Phase 3: Repo Awareness and Operational Notebooks
Goal: give Exoshell useful project awareness while keeping memory inspectable and scoped.
Core features:
- Repo detection and project-root selection.
- File tree summaries with ignore rules.
- Structural parsing for common languages using tree-sitter where practical.
- Commands to add source files, symbols, recent git changes, and test output to context.
- Markdown notebooks scoped by global, repo, task, and session.
- Searchable operational notes and discoveries.
- Runbook generation from session notes.
- Diff-oriented patch suggestions that require user review.

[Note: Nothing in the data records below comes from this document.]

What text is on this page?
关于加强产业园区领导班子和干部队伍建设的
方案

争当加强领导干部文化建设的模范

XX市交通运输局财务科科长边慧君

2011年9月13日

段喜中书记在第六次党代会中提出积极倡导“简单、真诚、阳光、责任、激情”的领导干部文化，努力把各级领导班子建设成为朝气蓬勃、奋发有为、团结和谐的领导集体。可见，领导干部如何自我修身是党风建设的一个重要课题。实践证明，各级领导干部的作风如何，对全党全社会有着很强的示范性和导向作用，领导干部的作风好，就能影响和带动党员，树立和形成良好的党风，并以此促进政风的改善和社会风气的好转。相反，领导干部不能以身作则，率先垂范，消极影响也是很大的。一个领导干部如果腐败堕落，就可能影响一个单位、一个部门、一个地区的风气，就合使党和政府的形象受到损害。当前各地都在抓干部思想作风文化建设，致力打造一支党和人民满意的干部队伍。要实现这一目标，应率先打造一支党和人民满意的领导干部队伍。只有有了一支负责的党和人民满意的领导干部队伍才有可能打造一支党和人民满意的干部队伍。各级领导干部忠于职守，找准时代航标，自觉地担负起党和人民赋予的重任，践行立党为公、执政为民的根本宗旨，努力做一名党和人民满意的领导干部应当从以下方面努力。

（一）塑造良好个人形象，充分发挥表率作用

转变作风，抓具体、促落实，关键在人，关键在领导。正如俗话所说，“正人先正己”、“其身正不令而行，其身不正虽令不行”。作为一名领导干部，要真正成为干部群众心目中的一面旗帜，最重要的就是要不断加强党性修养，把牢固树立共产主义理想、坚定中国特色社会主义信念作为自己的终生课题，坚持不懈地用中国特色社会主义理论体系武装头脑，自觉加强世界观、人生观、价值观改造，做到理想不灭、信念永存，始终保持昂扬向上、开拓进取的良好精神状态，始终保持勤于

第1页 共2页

- Better uncertainty reporting through explicit signal strength.
Non-goals:
- Hidden long-term behavioral profiling.
- Blind patch application.
- Autonomous multi-file rewrites.
Exit criteria:
- A user can open a repo, ask informed questions about local code and recent command output, preserve useful notes, and generate reviewable runbooks or patch suggestions.
Phase 4: Follow Mode and Shell Integration
Goal: let Exoshell observe explicit shell activity and provide contextual help without becoming a replacement shell.
Core features:
- PTY or shell-hook integration strategy for supported environments.
- Follow mode that can ingest selected command history, stdout/stderr snippets, current directory, and exit status.
- User-visible controls for what is observed and retained.
- Hotkey workflows for sending command output to Exoshell.
- Optional paste-to-shell and paste-and-run flows with clear confirmation boundaries.
- Command outcome interpretation and next-step suggestions.
- Per-shell integration docs for PowerShell, bash, zsh, and fish.
Non-goals:
- Covert monitoring.
- Unreviewed execution.
- Replacing the user's shell configuration.
Exit criteria:
- A user can work in their normal shell while Exoshell follows explicitly permitted context and offers useful, nonintrusive operational guidance.
Phase 5: Tuning, Extensibility, and Local-First Depth
Goal: make Exoshell configurable, hackable, and effective with weaker local models.
Core features:
- Robust local model support through OpenAI-compatible local servers and/or dedicated adapters.
- Prompt and stance customization.
- User-editable command policies and safety rules.
- Extension points for tools, context providers, and notebook processors.
- Model routing by task type.
- Context compression and retrieval tuned for smaller models.
- Export/import of user configuration and notebooks.
- Advanced visual themes that remain restrained and terminal-native.
Non-goals:
- Cloud lock-in.
- Manager analytics.
- Personality behavior that compromises operational clarity.
Exit criteria:
- A technical user can tune Exoshell to their environment, run local-first workflows, and extend context/tool behavior without modifying core code.
Phase 6: Mature Cognitive Shell Overlay
Goal: converge on the broader vision: a calm, inspectable, practitioner-oriented cognitive shell environment.
Core features:
- Mature cockpit-style TUI with dense but readable operational instrumentation.
- Stable shell integrations across major platforms.
- High-quality repo, session, task, and notebook workflows.
- Reviewable command, patch, and runbook pipelines.
- Strong safety posture around destructive commands and hidden state.
- Comprehensive docs for installation, configuration, shell integration, model backends, stances, notebooks, and local-first operation.
- Packaging and release automation.
Exit criteria:
- Exoshell is a dependable daily-driver assistant for terminal-native practitioners who want AI augmentation while preserving control and understanding.